塔から得た量子ビットのおかげで、船はほぼ完全復旧。
燃料も満タン、システムも安定している。
太郎は宇宙服を脱ぎ、ミケロンを肩に乗せて船を降りた。
ミケロンはホログラムモードで、周囲から猫の光の投影に見えるようにしている。
『わあ! すごい人! いろんな匂い!』
ミケロンの声が興奮気味だ。
市場の通路は人で溢れていた。
人間、 reptilian 種、触手を持つクラゲ型、浮遊するガス生命体まで。
屋台では焼けた肉のようなもの、発光する果物、怪しい薬が売られている。
音楽が鳴り響き、喧嘩の声もどこかで聞こえる。
太郎は少し緊張していた。
「目立つなよ。
お前みたいなホログラムの猫、珍しいからな」
『大丈夫だよ。みんな自分のことで忙しいから』
実際、通路を歩いても誰も気にしない。
カオス・バザールでは、奇妙なものは日常茶飯事だ。
まず向かったのは、船用品の区画。
太郎は量子コンピュータのスペアパーツと、食料を補充した。
ミケロンは興味津々で屋台を眺め、テレパシーで太郎に実況する。
『あそこ、魚みたいなのが焼いてる!
食べられるかな?』
「量子ビット以外も食えるって言ってたよな。
試してみるか?」
太郎は屋台で、青く光る魚の串焼きを買った。
異星人の店主が「新鮮だよ! 脳が活性化するぞ!」と笑う。
ミケロンはホログラムから一瞬実体化し、串焼きにかぶりついた。
『……味しない。
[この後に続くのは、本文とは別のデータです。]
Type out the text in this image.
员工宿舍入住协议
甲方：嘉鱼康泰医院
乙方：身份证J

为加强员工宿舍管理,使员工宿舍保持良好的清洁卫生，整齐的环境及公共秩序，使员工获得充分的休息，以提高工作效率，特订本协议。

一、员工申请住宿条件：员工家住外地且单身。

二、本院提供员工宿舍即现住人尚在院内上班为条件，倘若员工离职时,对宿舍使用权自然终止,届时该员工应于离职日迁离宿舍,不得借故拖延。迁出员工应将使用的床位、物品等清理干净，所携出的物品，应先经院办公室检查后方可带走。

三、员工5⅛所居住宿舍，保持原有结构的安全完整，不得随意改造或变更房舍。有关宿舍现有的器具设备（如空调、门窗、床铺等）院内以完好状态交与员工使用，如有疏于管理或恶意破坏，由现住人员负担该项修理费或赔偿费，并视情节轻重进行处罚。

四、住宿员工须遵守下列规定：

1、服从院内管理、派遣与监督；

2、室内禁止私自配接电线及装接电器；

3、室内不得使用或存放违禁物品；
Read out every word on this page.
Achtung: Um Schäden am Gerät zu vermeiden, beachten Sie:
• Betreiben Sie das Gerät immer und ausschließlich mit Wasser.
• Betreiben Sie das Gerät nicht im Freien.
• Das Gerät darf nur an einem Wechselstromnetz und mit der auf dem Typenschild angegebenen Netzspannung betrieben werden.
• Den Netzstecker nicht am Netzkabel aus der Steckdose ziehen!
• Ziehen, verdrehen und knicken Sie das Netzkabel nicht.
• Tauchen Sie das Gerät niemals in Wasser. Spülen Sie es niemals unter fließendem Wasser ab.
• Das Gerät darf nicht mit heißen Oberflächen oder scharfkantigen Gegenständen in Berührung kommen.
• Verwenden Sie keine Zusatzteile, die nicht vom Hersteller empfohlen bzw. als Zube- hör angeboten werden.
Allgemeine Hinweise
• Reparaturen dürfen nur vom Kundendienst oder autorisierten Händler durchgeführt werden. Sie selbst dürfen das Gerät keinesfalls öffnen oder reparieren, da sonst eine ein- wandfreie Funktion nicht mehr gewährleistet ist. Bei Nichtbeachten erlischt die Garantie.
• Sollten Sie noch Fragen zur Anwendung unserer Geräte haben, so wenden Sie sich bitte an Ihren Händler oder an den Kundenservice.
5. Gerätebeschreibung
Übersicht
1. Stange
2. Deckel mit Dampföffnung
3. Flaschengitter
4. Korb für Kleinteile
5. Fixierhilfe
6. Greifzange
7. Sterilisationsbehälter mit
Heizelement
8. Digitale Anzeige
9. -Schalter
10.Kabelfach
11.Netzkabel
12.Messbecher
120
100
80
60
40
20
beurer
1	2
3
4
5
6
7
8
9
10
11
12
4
でも、面白い食感!
エネルギー変換効率は78%くらい』
「味しないのかよ……残念だな」
二人は笑いながら市場を進んだ。
次に立ち寄ったのは、情報屋の集まるバー。
薄暗い店内で、さまざまな種族が酒を飲み、噂話をしている。
太郎はカウンターに座り、合成ウィスキーを注文した。
ミケロンは肩の上で小さくなっている。
バーテンダーは多眼の昆虫型で、器用にグラスを拭いている。
「辺境から来た採掘船か?
最近、黒い追跡船を見なかったか?
連合じゃなくて、もっと古いデザインの」
太郎はグラスを傾けながら、さりげなく聞いた。
「黒い船? さあ……見たことないな。
何かあったのか?」
バーテンダーが声を潜めた。
「噂だよ。
猫の種族――観測者だかなんだか――の執行者が、
家出してきた若い個体を追ってるらしい。
楽園って場所から逃げ出したんだと。
大ごとらしいぜ」
ミケロンが肩の上で固まった。
太郎は平静を装った。
「猫の種族ねえ……伝説だと思ってたけど、本当にあるのか」
『太郎、静かに……この話、広まってるよ』
「大金懸かってるらしい。
捕まえたら楽園から報酬が出るって話だ。
だから、海賊どもも目を光らせてる」
太郎はウィスキーを飲み干した。
「面白い話だな。まあ、俺には関係ないけど」
店を出て、通路に戻る。
ミケロンが心配そうに言った。
『ごめん、太郎。私のせいで、危なくなってきたね』
「気にすんな。
むしろ、面白くなってきただろ?
お前を探してる奴らがいるってことは、
お前がそれだけ大事だってことだ」
その時、通路の奥から騒ぎが聞こえてきた。
「そいつだ! ホログラムの猫を連れた人間!」
数人の武装した異星人が、こちらを指差している。
海賊か、賞金稼ぎか。
明らかに物騒な雰囲気だ。
『やばい! 情報が漏れてる!』
太郎は舌打ちした。
「走るぞ、ミケロン!」
二人は人混みに紛れて逃げ始めた。
市場の迷路のような通路を抜け、屋台を飛び越え、追っ手を撒こうとする。
『あそこ! サービス通路!』
ミケロンが案内する。
狭い裏通路に入り、なんとか追っ手を振り切った。
息を切らしながら、船のドッキングベイに戻る。
「くそっ、しつこいな……
楽園の噂がもう広まってるなんて」
船に乗り込み、即座に出港準備。
ミケロンが実体化して、太郎の膝に乗った。
『私のせいで、ごめんね……
もう、旅やめた方がいいかな?』
太郎は操縦桿を握り、笑った。
「ばか言うな。これくらいでやめるかよ。それに――」
船がステーションを離れ、宇宙空間へ飛び出す。
「お前がいると、退屈しないだろ?」
ミケロンが、久しぶりに喉をゴロゴロ鳴らした。
『……うん。私も、太郎といると、楽しいよ』
だが、市場で得た情報は、二人の旅に新たな影を落としていた。
楽園の追手だけでなく、
賞金目当ての第三者も動き始めた。
二人の旅は、ますます危険で、面白くなっていく。